Is the U.S. Healthcare System Ready for Coronavirus?

With the appearance of confirmed cases of community-acquired COVID-19 in the United States, some experts are concerned that the disease has already spread further than previously thought. We asked Yale’s Howard P. Forman, a practicing radiologist and expert in healthcare management, what’s likely to happen in coming days and whether the U.S. healthcare system is prepared.

Coronavirus testing kit

Centers for Disease Control

  • Howard P. Forman
    Professor of Radiology and Biomedical Imaging, Economics, Public Health, and Management; Co-founder, Pozen-Commonwealth Fund Fellowship in Health Equity Leadership, MD/MBA Program, and MBA for Executives Program

What do you think is the likely course of the disease in the U.S.?
There is absolutely going to be an explosion in the number of identified cases. But how fast that number increases is highly dependent on how fast we can test. As of today, we have done inadequate testing and today’s announcement of 15,000 kits “in the mail” per the White House is woefully inadequate for a population that is rightfully concerned and a healthcare community that has too little useful information.

How is this likely to stress the healthcare system?
We are going to see a large number of mildly symptomatic patients coming to attention and requiring primary care, urgent care, and emergency department encounters. Even in a normal influenza season, our emergency departments are stretched.
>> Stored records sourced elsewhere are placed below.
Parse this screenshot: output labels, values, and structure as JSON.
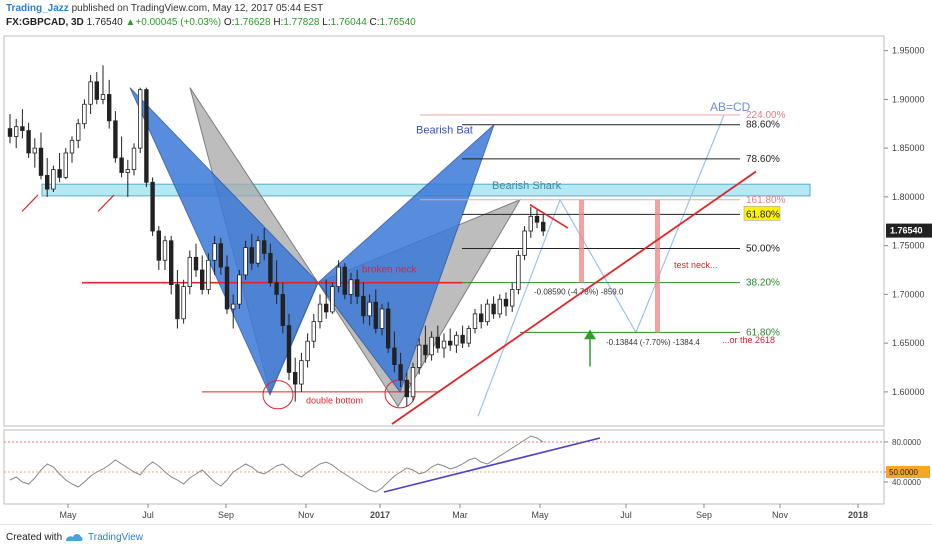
{
  "header": {
    "author": "Trading_Jazz",
    "published": "published on TradingView.com, May 12, 2017 05:44 EST",
    "symbol": "FX:GBPCAD, 3D",
    "last": "1.76540",
    "change": "+0.00045 (+0.03%)",
    "o_label": "O:",
    "o_val": "1.76628",
    "h_label": "H:",
    "h_val": "1.77828",
    "l_label": "L:",
    "l_val": "1.76044",
    "c_label": "C:",
    "c_val": "1.76540"
  },
  "footer": {
    "created": "Created with",
    "brand": "TradingView"
  },
  "colors": {
    "up": "#ffffff",
    "down": "#222222",
    "bat": "#3b78d8",
    "shark": "#a8a8a8",
    "trend": "#e0242a",
    "zone": "#a8e4f0",
    "rsi": "#888888",
    "rsi_trend": "#5040c8"
  },
  "chart_data": {
    "type": "candlestick",
    "symbol": "FX:GBPCAD",
    "interval": "3D",
    "ylim": [
      1.565,
      1.965
    ],
    "y_ticks": [
      "1.95000",
      "1.90000",
      "1.85000",
      "1.80000",
      "1.75000",
      "1.70000",
      "1.65000",
      "1.60000"
    ],
    "x_ticks": [
      "May",
      "Jul",
      "Sep",
      "Nov",
      "2017",
      "Mar",
      "May",
      "Jul",
      "Sep",
      "Nov",
      "2018"
    ],
    "last_price_label": "1.76540",
    "candles_ohlc": [
      [
        1.87,
        1.885,
        1.855,
        1.862
      ],
      [
        1.862,
        1.88,
        1.85,
        1.872
      ],
      [
        1.872,
        1.89,
        1.86,
        1.868
      ],
      [
        1.868,
        1.876,
        1.84,
        1.845
      ],
      [
        1.845,
        1.86,
        1.83,
        1.85
      ],
      [
        1.85,
        1.866,
        1.818,
        1.822
      ],
      [
        1.822,
        1.84,
        1.8,
        1.808
      ],
      [
        1.808,
        1.832,
        1.805,
        1.828
      ],
      [
        1.828,
        1.845,
        1.815,
        1.82
      ],
      [
        1.82,
        1.85,
        1.818,
        1.845
      ],
      [
        1.845,
        1.862,
        1.835,
        1.858
      ],
      [
        1.858,
        1.88,
        1.85,
        1.875
      ],
      [
        1.875,
        1.9,
        1.87,
        1.895
      ],
      [
        1.895,
        1.925,
        1.885,
        1.918
      ],
      [
        1.918,
        1.928,
        1.895,
        1.9
      ],
      [
        1.9,
        1.935,
        1.895,
        1.905
      ],
      [
        1.905,
        1.92,
        1.87,
        1.878
      ],
      [
        1.878,
        1.888,
        1.835,
        1.84
      ],
      [
        1.84,
        1.862,
        1.82,
        1.825
      ],
      [
        1.825,
        1.838,
        1.8,
        1.828
      ],
      [
        1.828,
        1.855,
        1.822,
        1.85
      ],
      [
        1.85,
        1.912,
        1.845,
        1.91
      ],
      [
        1.91,
        1.912,
        1.81,
        1.815
      ],
      [
        1.815,
        1.82,
        1.76,
        1.765
      ],
      [
        1.765,
        1.77,
        1.725,
        1.735
      ],
      [
        1.735,
        1.76,
        1.725,
        1.755
      ],
      [
        1.755,
        1.76,
        1.7,
        1.71
      ],
      [
        1.71,
        1.725,
        1.665,
        1.675
      ],
      [
        1.675,
        1.715,
        1.67,
        1.708
      ],
      [
        1.708,
        1.745,
        1.7,
        1.738
      ],
      [
        1.738,
        1.752,
        1.718,
        1.725
      ],
      [
        1.725,
        1.74,
        1.7,
        1.705
      ],
      [
        1.705,
        1.742,
        1.7,
        1.735
      ],
      [
        1.735,
        1.76,
        1.72,
        1.752
      ],
      [
        1.752,
        1.758,
        1.72,
        1.728
      ],
      [
        1.728,
        1.74,
        1.68,
        1.685
      ],
      [
        1.685,
        1.7,
        1.665,
        1.69
      ],
      [
        1.69,
        1.725,
        1.685,
        1.72
      ],
      [
        1.72,
        1.755,
        1.715,
        1.748
      ],
      [
        1.748,
        1.762,
        1.725,
        1.732
      ],
      [
        1.732,
        1.76,
        1.728,
        1.755
      ],
      [
        1.755,
        1.768,
        1.735,
        1.742
      ],
      [
        1.742,
        1.752,
        1.708,
        1.712
      ],
      [
        1.712,
        1.735,
        1.69,
        1.7
      ],
      [
        1.7,
        1.712,
        1.66,
        1.668
      ],
      [
        1.668,
        1.68,
        1.612,
        1.62
      ],
      [
        1.62,
        1.635,
        1.59,
        1.608
      ],
      [
        1.608,
        1.64,
        1.6,
        1.632
      ],
      [
        1.632,
        1.66,
        1.625,
        1.652
      ],
      [
        1.652,
        1.68,
        1.645,
        1.672
      ],
      [
        1.672,
        1.7,
        1.665,
        1.69
      ],
      [
        1.69,
        1.715,
        1.675,
        1.682
      ],
      [
        1.682,
        1.712,
        1.68,
        1.708
      ],
      [
        1.708,
        1.735,
        1.702,
        1.728
      ],
      [
        1.728,
        1.732,
        1.695,
        1.7
      ],
      [
        1.7,
        1.722,
        1.69,
        1.715
      ],
      [
        1.715,
        1.725,
        1.69,
        1.698
      ],
      [
        1.698,
        1.712,
        1.67,
        1.678
      ],
      [
        1.678,
        1.7,
        1.668,
        1.692
      ],
      [
        1.692,
        1.705,
        1.66,
        1.665
      ],
      [
        1.665,
        1.69,
        1.658,
        1.685
      ],
      [
        1.685,
        1.692,
        1.64,
        1.645
      ],
      [
        1.645,
        1.662,
        1.62,
        1.628
      ],
      [
        1.628,
        1.64,
        1.605,
        1.612
      ],
      [
        1.612,
        1.62,
        1.585,
        1.595
      ],
      [
        1.595,
        1.63,
        1.59,
        1.625
      ],
      [
        1.625,
        1.655,
        1.618,
        1.648
      ],
      [
        1.648,
        1.668,
        1.63,
        1.638
      ],
      [
        1.638,
        1.662,
        1.632,
        1.656
      ],
      [
        1.656,
        1.668,
        1.64,
        1.645
      ],
      [
        1.645,
        1.66,
        1.635,
        1.652
      ],
      [
        1.652,
        1.665,
        1.642,
        1.648
      ],
      [
        1.648,
        1.662,
        1.64,
        1.658
      ],
      [
        1.658,
        1.668,
        1.645,
        1.65
      ],
      [
        1.65,
        1.668,
        1.646,
        1.665
      ],
      [
        1.665,
        1.685,
        1.66,
        1.68
      ],
      [
        1.68,
        1.69,
        1.665,
        1.672
      ],
      [
        1.672,
        1.695,
        1.668,
        1.69
      ],
      [
        1.69,
        1.698,
        1.675,
        1.68
      ],
      [
        1.68,
        1.7,
        1.676,
        1.695
      ],
      [
        1.695,
        1.702,
        1.678,
        1.688
      ],
      [
        1.688,
        1.712,
        1.682,
        1.705
      ],
      [
        1.705,
        1.745,
        1.7,
        1.74
      ],
      [
        1.74,
        1.77,
        1.735,
        1.765
      ],
      [
        1.765,
        1.79,
        1.758,
        1.78
      ],
      [
        1.78,
        1.787,
        1.768,
        1.774
      ],
      [
        1.774,
        1.782,
        1.76,
        1.765
      ]
    ],
    "fib_levels": [
      {
        "label": "224.00%",
        "value": 1.884
      },
      {
        "label": "88.60%",
        "value": 1.874
      },
      {
        "label": "78.60%",
        "value": 1.839
      },
      {
        "label": "161.80%",
        "value": 1.797
      },
      {
        "label": "61.80%",
        "value": 1.782
      },
      {
        "label": "50.00%",
        "value": 1.747
      },
      {
        "label": "38.20%",
        "value": 1.712
      },
      {
        "label": "61.80%",
        "value": 1.661
      }
    ],
    "annotations": {
      "bearish_bat": "Bearish Bat",
      "bearish_shark": "Bearish Shark",
      "abcd": "AB=CD",
      "broken_neck": "broken neck",
      "double_bottom": "double bottom",
      "test_neck": "test neck...",
      "or_2618": "...or the 2618",
      "measure1": "-0.08590 (-4.78%) -859.0",
      "measure2": "-0.13844 (-7.70%) -1384.4"
    },
    "rsi": {
      "ticks": [
        "80.0000",
        "50.0000",
        "40.0000"
      ],
      "current_label": "50.0000",
      "levels": [
        80,
        50
      ],
      "ylim": [
        20,
        90
      ],
      "values": [
        42,
        45,
        40,
        38,
        44,
        52,
        58,
        55,
        48,
        42,
        38,
        35,
        40,
        46,
        50,
        53,
        57,
        62,
        58,
        54,
        50,
        47,
        55,
        60,
        56,
        50,
        45,
        42,
        38,
        44,
        48,
        52,
        46,
        40,
        36,
        42,
        50,
        54,
        58,
        55,
        50,
        48,
        52,
        56,
        58,
        53,
        48,
        45,
        50,
        54,
        58,
        60,
        57,
        52,
        48,
        44,
        40,
        36,
        32,
        30,
        34,
        40,
        46,
        50,
        54,
        52,
        48,
        50,
        55,
        58,
        56,
        53,
        55,
        58,
        62,
        64,
        60,
        58,
        62,
        66,
        70,
        74,
        78,
        82,
        86,
        84,
        80
      ]
    }
  }
}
My field of radiology may be stretched more than with other illnesses as computed tomography of the chest may be useful as screening. For the most acutely ill, ventilator beds are in short supply. Our system has limited capacity for extraordinary events. But disaster planning can help a lot here and most major institutions have plans for this.

What steps should people take? What are good sources of information about the disease?
The CDC, WHO, and other global public health agencies have done a great job at communicating the symptoms (fever, cough, fatigue, sputum production, shortness of breath, etc.) and the guidelines and guidance regarding testing and treatment. People need to avoid panicking. The numbers may look gruesome over the next week or so, but these are existing cases that are finally being diagnosed. Our public health and healthcare infrastructure is very strong but it will be tested. I am confident that through adequate detection, we will contain this. I would refer the reader to the excellent piece about Professor Ed Kaplan for some more optimistic thoughts.